How Results Are Categorized
Radiologists use a standardized system called Lung-RADS to classify what they see on your scan. The categories range from 1 (negative, nothing suspicious) to 4 (suspicious findings that need further workup). Here’s what the main categories mean for you in practical terms:
- Category 1 or 2: No cancer suspected. You return for your regular annual screening in 12 months. Category 2 means a benign-appearing nodule was noted but doesn’t need any extra follow-up.
- Category 3: A nodule that’s probably benign but warrants a closer look. You’ll typically get a repeat LDCT in six months to check whether it’s changed.
- Category 4A: A more suspicious finding. You’ll likely have a follow-up LDCT in three months or a PET scan. If the nodule stays the same size or shrinks, it gets downgraded to category 3, then eventually back to routine screening.
- Category 4B: A finding suspicious enough to warrant direct diagnostic evaluation, which may include a biopsy.
The stepped approach is designed to avoid unnecessary biopsies.
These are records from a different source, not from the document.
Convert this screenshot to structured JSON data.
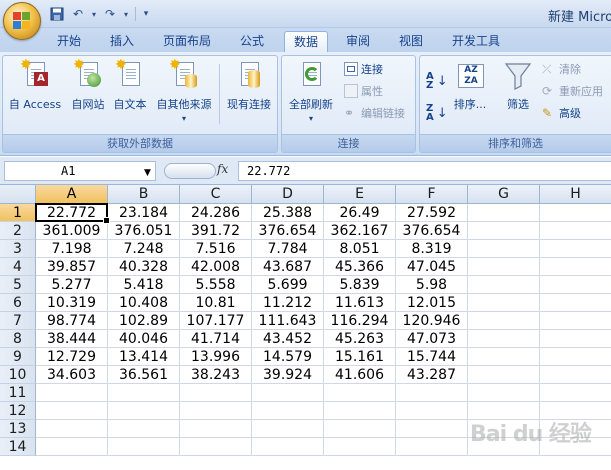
{
  "title_bar": {
    "title": "新建 Micro"
  },
  "tabs": [
    "开始",
    "插入",
    "页面布局",
    "公式",
    "数据",
    "审阅",
    "视图",
    "开发工具"
  ],
  "active_tab": "数据",
  "ribbon": {
    "get_external": {
      "label": "获取外部数据",
      "buttons": [
        "自 Access",
        "自网站",
        "自文本",
        "自其他来源",
        "现有连接"
      ]
    },
    "connections": {
      "label": "连接",
      "refresh_all": "全部刷新",
      "connect": "连接",
      "properties": "属性",
      "edit_links": "编辑链接"
    },
    "sort_filter": {
      "label": "排序和筛选",
      "sort": "排序...",
      "filter": "筛选",
      "clear": "清除",
      "reapply": "重新应用",
      "advanced": "高级"
    }
  },
  "formula_bar": {
    "name_box": "A1",
    "fx": "fx",
    "formula": "22.772"
  },
  "columns": [
    "A",
    "B",
    "C",
    "D",
    "E",
    "F",
    "G",
    "H"
  ],
  "selected_column": "A",
  "selected_row": 1,
  "rows": [
    [
      "22.772",
      "23.184",
      "24.286",
      "25.388",
      "26.49",
      "27.592"
    ],
    [
      "361.009",
      "376.051",
      "391.72",
      "376.654",
      "362.167",
      "376.654"
    ],
    [
      "7.198",
      "7.248",
      "7.516",
      "7.784",
      "8.051",
      "8.319"
    ],
    [
      "39.857",
      "40.328",
      "42.008",
      "43.687",
      "45.366",
      "47.045"
    ],
    [
      "5.277",
      "5.418",
      "5.558",
      "5.699",
      "5.839",
      "5.98"
    ],
    [
      "10.319",
      "10.408",
      "10.81",
      "11.212",
      "11.613",
      "12.015"
    ],
    [
      "98.774",
      "102.89",
      "107.177",
      "111.643",
      "116.294",
      "120.946"
    ],
    [
      "38.444",
      "40.046",
      "41.714",
      "43.452",
      "45.263",
      "47.073"
    ],
    [
      "12.729",
      "13.414",
      "13.996",
      "14.579",
      "15.161",
      "15.744"
    ],
    [
      "34.603",
      "36.561",
      "38.243",
      "39.924",
      "41.606",
      "43.287"
    ]
  ],
  "row_numbers": [
    "1",
    "2",
    "3",
    "4",
    "5",
    "6",
    "7",
    "8",
    "9",
    "10",
    "11",
    "12",
    "13",
    "14"
  ],
  "watermark": "Bai du 经验",
  "colors": {
    "selection": "#f1c15f",
    "ribbon": "#dbe7f6",
    "header": "#d6e1ef"
  }
}
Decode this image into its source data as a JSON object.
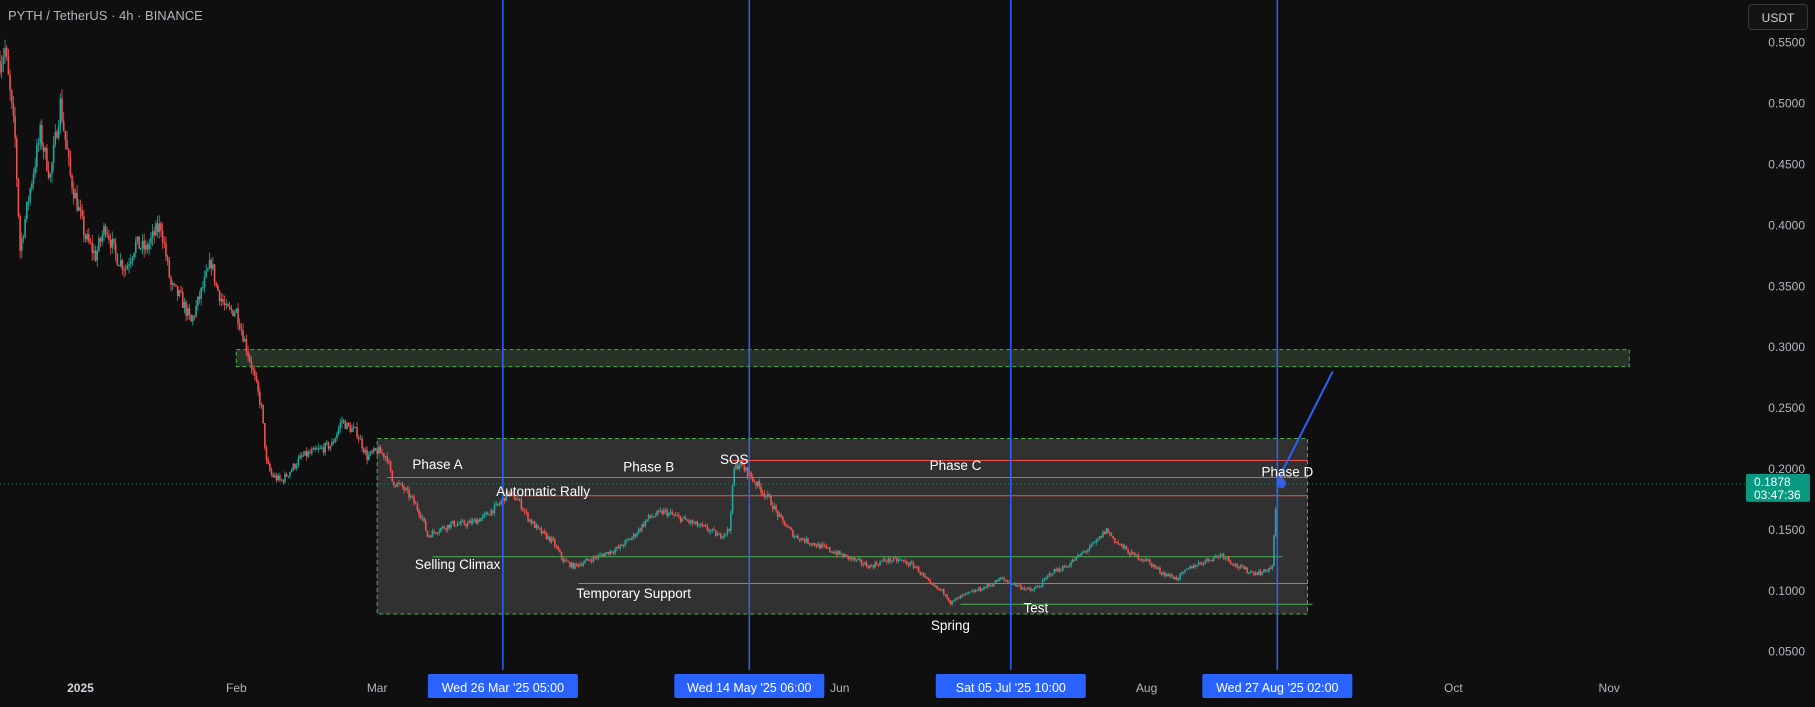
{
  "header": {
    "symbol_title": "PYTH / TetherUS · 4h · BINANCE",
    "currency_button": "USDT"
  },
  "colors": {
    "background": "#0f0f0f",
    "up_candle": "#26a69a",
    "down_candle": "#ef5350",
    "vertical_line": "#2962ff",
    "date_badge": "#2962ff",
    "price_badge": "#089981",
    "range_box_fill": "#3a3a3a",
    "zone_border": "#4caf50"
  },
  "price_badge": {
    "price": "0.1878",
    "countdown": "03:47:36"
  },
  "chart_data": {
    "type": "candlestick",
    "title": "PYTH / TetherUS · 4h · BINANCE",
    "y_axis": {
      "ticks": [
        0.55,
        0.5,
        0.45,
        0.4,
        0.35,
        0.3,
        0.25,
        0.2,
        0.15,
        0.1,
        0.05
      ],
      "tick_labels": [
        "0.5500",
        "0.5000",
        "0.4500",
        "0.4000",
        "0.3500",
        "0.3000",
        "0.2500",
        "0.2000",
        "0.1500",
        "0.1000",
        "0.0500"
      ],
      "range": [
        0.035,
        0.585
      ]
    },
    "x_axis": {
      "labels": [
        {
          "text": "2025",
          "date": "2025-01-01",
          "bold": true
        },
        {
          "text": "Feb",
          "date": "2025-02-01"
        },
        {
          "text": "Mar",
          "date": "2025-03-01"
        },
        {
          "text": "Jun",
          "date": "2025-06-01"
        },
        {
          "text": "Aug",
          "date": "2025-08-01"
        },
        {
          "text": "Oct",
          "date": "2025-10-01"
        },
        {
          "text": "Nov",
          "date": "2025-11-01"
        }
      ],
      "range": [
        "2024-12-16",
        "2025-11-28"
      ]
    },
    "current_price": 0.1878,
    "price_path": [
      [
        "2024-12-16",
        0.535
      ],
      [
        "2024-12-17",
        0.545
      ],
      [
        "2024-12-19",
        0.47
      ],
      [
        "2024-12-20",
        0.38
      ],
      [
        "2024-12-22",
        0.43
      ],
      [
        "2024-12-24",
        0.475
      ],
      [
        "2024-12-26",
        0.44
      ],
      [
        "2024-12-27",
        0.47
      ],
      [
        "2024-12-28",
        0.5
      ],
      [
        "2024-12-30",
        0.44
      ],
      [
        "2025-01-02",
        0.39
      ],
      [
        "2025-01-04",
        0.375
      ],
      [
        "2025-01-06",
        0.4
      ],
      [
        "2025-01-08",
        0.375
      ],
      [
        "2025-01-10",
        0.365
      ],
      [
        "2025-01-12",
        0.385
      ],
      [
        "2025-01-14",
        0.38
      ],
      [
        "2025-01-16",
        0.395
      ],
      [
        "2025-01-17",
        0.4
      ],
      [
        "2025-01-19",
        0.35
      ],
      [
        "2025-01-21",
        0.34
      ],
      [
        "2025-01-23",
        0.32
      ],
      [
        "2025-01-25",
        0.345
      ],
      [
        "2025-01-27",
        0.37
      ],
      [
        "2025-01-28",
        0.35
      ],
      [
        "2025-01-30",
        0.33
      ],
      [
        "2025-02-01",
        0.33
      ],
      [
        "2025-02-03",
        0.3
      ],
      [
        "2025-02-04",
        0.285
      ],
      [
        "2025-02-06",
        0.25
      ],
      [
        "2025-02-07",
        0.205
      ],
      [
        "2025-02-08",
        0.195
      ],
      [
        "2025-02-10",
        0.19
      ],
      [
        "2025-02-12",
        0.2
      ],
      [
        "2025-02-14",
        0.21
      ],
      [
        "2025-02-17",
        0.215
      ],
      [
        "2025-02-20",
        0.22
      ],
      [
        "2025-02-22",
        0.24
      ],
      [
        "2025-02-23",
        0.235
      ],
      [
        "2025-02-25",
        0.23
      ],
      [
        "2025-02-27",
        0.21
      ],
      [
        "2025-03-01",
        0.215
      ],
      [
        "2025-03-03",
        0.21
      ],
      [
        "2025-03-04",
        0.19
      ],
      [
        "2025-03-06",
        0.185
      ],
      [
        "2025-03-08",
        0.175
      ],
      [
        "2025-03-10",
        0.16
      ],
      [
        "2025-03-11",
        0.145
      ],
      [
        "2025-03-13",
        0.15
      ],
      [
        "2025-03-16",
        0.155
      ],
      [
        "2025-03-19",
        0.155
      ],
      [
        "2025-03-22",
        0.16
      ],
      [
        "2025-03-25",
        0.17
      ],
      [
        "2025-03-27",
        0.18
      ],
      [
        "2025-03-29",
        0.175
      ],
      [
        "2025-03-31",
        0.16
      ],
      [
        "2025-04-02",
        0.15
      ],
      [
        "2025-04-05",
        0.14
      ],
      [
        "2025-04-07",
        0.125
      ],
      [
        "2025-04-09",
        0.12
      ],
      [
        "2025-04-12",
        0.125
      ],
      [
        "2025-04-15",
        0.13
      ],
      [
        "2025-04-18",
        0.135
      ],
      [
        "2025-04-21",
        0.145
      ],
      [
        "2025-04-24",
        0.16
      ],
      [
        "2025-04-27",
        0.165
      ],
      [
        "2025-04-30",
        0.16
      ],
      [
        "2025-05-03",
        0.155
      ],
      [
        "2025-05-06",
        0.15
      ],
      [
        "2025-05-08",
        0.145
      ],
      [
        "2025-05-10",
        0.15
      ],
      [
        "2025-05-11",
        0.2
      ],
      [
        "2025-05-12",
        0.205
      ],
      [
        "2025-05-14",
        0.195
      ],
      [
        "2025-05-16",
        0.185
      ],
      [
        "2025-05-18",
        0.175
      ],
      [
        "2025-05-20",
        0.16
      ],
      [
        "2025-05-23",
        0.145
      ],
      [
        "2025-05-26",
        0.14
      ],
      [
        "2025-05-29",
        0.135
      ],
      [
        "2025-06-01",
        0.13
      ],
      [
        "2025-06-04",
        0.125
      ],
      [
        "2025-06-07",
        0.12
      ],
      [
        "2025-06-10",
        0.125
      ],
      [
        "2025-06-13",
        0.125
      ],
      [
        "2025-06-16",
        0.12
      ],
      [
        "2025-06-19",
        0.105
      ],
      [
        "2025-06-22",
        0.098
      ],
      [
        "2025-06-23",
        0.09
      ],
      [
        "2025-06-25",
        0.095
      ],
      [
        "2025-06-28",
        0.1
      ],
      [
        "2025-07-01",
        0.105
      ],
      [
        "2025-07-03",
        0.11
      ],
      [
        "2025-07-06",
        0.105
      ],
      [
        "2025-07-09",
        0.1
      ],
      [
        "2025-07-11",
        0.105
      ],
      [
        "2025-07-13",
        0.115
      ],
      [
        "2025-07-16",
        0.12
      ],
      [
        "2025-07-19",
        0.13
      ],
      [
        "2025-07-22",
        0.14
      ],
      [
        "2025-07-24",
        0.15
      ],
      [
        "2025-07-26",
        0.14
      ],
      [
        "2025-07-29",
        0.13
      ],
      [
        "2025-08-01",
        0.125
      ],
      [
        "2025-08-04",
        0.115
      ],
      [
        "2025-08-07",
        0.11
      ],
      [
        "2025-08-10",
        0.12
      ],
      [
        "2025-08-13",
        0.125
      ],
      [
        "2025-08-16",
        0.13
      ],
      [
        "2025-08-19",
        0.12
      ],
      [
        "2025-08-22",
        0.115
      ],
      [
        "2025-08-24",
        0.115
      ],
      [
        "2025-08-26",
        0.12
      ],
      [
        "2025-08-27",
        0.19
      ],
      [
        "2025-08-28",
        0.1878
      ]
    ],
    "vertical_markers": [
      {
        "date": "2025-03-26",
        "label": "Wed 26 Mar '25   05:00"
      },
      {
        "date": "2025-05-14",
        "label": "Wed 14 May '25   06:00"
      },
      {
        "date": "2025-07-05",
        "label": "Sat 05 Jul '25   10:00"
      },
      {
        "date": "2025-08-27",
        "label": "Wed 27 Aug '25   02:00"
      }
    ],
    "zones": [
      {
        "name": "resistance-zone",
        "from": "2025-02-01",
        "to": "2025-11-05",
        "low": 0.284,
        "high": 0.298
      },
      {
        "name": "accumulation-range",
        "from": "2025-03-01",
        "to": "2025-09-02",
        "low": 0.081,
        "high": 0.225
      }
    ],
    "levels": [
      {
        "from": "2025-03-03",
        "to": "2025-09-02",
        "price": 0.193,
        "color": "#ef5350"
      },
      {
        "from": "2025-03-26",
        "to": "2025-09-02",
        "price": 0.178,
        "color": "#ef5350"
      },
      {
        "from": "2025-05-10",
        "to": "2025-09-02",
        "price": 0.207,
        "color": "#ef5350"
      },
      {
        "from": "2025-03-12",
        "to": "2025-08-28",
        "price": 0.128,
        "color": "#4caf50"
      },
      {
        "from": "2025-04-10",
        "to": "2025-09-02",
        "price": 0.106,
        "color": "#4caf50"
      },
      {
        "from": "2025-06-25",
        "to": "2025-09-03",
        "price": 0.089,
        "color": "#4caf50"
      }
    ],
    "projection": {
      "from": [
        "2025-08-27",
        0.19
      ],
      "to": [
        "2025-09-07",
        0.28
      ]
    },
    "annotations": [
      {
        "text": "Phase A",
        "date": "2025-03-13",
        "price": 0.2
      },
      {
        "text": "Automatic Rally",
        "date": "2025-04-03",
        "price": 0.178
      },
      {
        "text": "Phase B",
        "date": "2025-04-24",
        "price": 0.198
      },
      {
        "text": "SOS",
        "date": "2025-05-11",
        "price": 0.204
      },
      {
        "text": "Phase C",
        "date": "2025-06-24",
        "price": 0.199
      },
      {
        "text": "Phase D",
        "date": "2025-08-29",
        "price": 0.194
      },
      {
        "text": "Selling Climax",
        "date": "2025-03-17",
        "price": 0.118
      },
      {
        "text": "Temporary Support",
        "date": "2025-04-21",
        "price": 0.094
      },
      {
        "text": "Test",
        "date": "2025-07-10",
        "price": 0.082
      },
      {
        "text": "Spring",
        "date": "2025-06-23",
        "price": 0.068
      }
    ]
  }
}
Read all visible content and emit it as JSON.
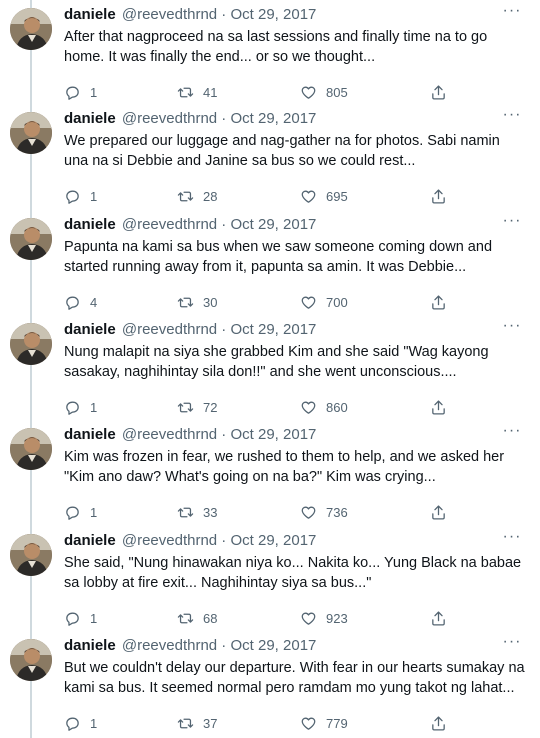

Many nodules that initially look concerning turn out to be stable or shrinking on follow-up, and the system allows them to be reclassified without invasive testing.
Insurance Coverage and Cost
Under the Affordable Care Act, most private insurance plans must cover lung cancer screening with no out-of-pocket cost for people who meet the eligibility criteria. Medicare also covers annual LDCT screening, though with a slightly narrower age window of 50 to 77.
Before your first screening, Medicare requires a counseling and shared decision-making visit. During this visit, your provider confirms your eligibility, discusses the benefits and limitations of screening (including false positives), and talks about smoking cessation if you’re still smoking. This visit doesn’t need to be with a physician specifically. It can be with a nurse practitioner, physician assistant, or other qualified provider. After that initial visit, you simply need an order for the annual scan going forward.
What Screening Cannot Do
LDCT screening is effective but not perfect. It misses some cancers, particularly those that grow rapidly between annual scans. It also detects some slow-growing cancers that might never have caused harm during a person’s lifetime, a phenomenon called overdiagnosis. The exact rate of overdiagnosis is debated, but it means some people undergo treatment for cancers that wouldn’t have affected them.
Screening also only applies to people with a significant smoking history. Lung cancer does occur in never-smokers, but the rate is low enough that the harms of screening (radiation exposure, false positives, unnecessary procedures) would outweigh the benefits in that population. If you’ve never smoked and have no other major risk factors, LDCT screening is not recommended for you, even if you have a family history of lung cancer.
For those who do qualify, the math favors screening. A 20% reduction in lung cancer death is substantial for a test that takes minutes, carries minimal radiation, and is covered by insurance. The key is getting screened consistently, every year, so that changes can be caught and tracked over time.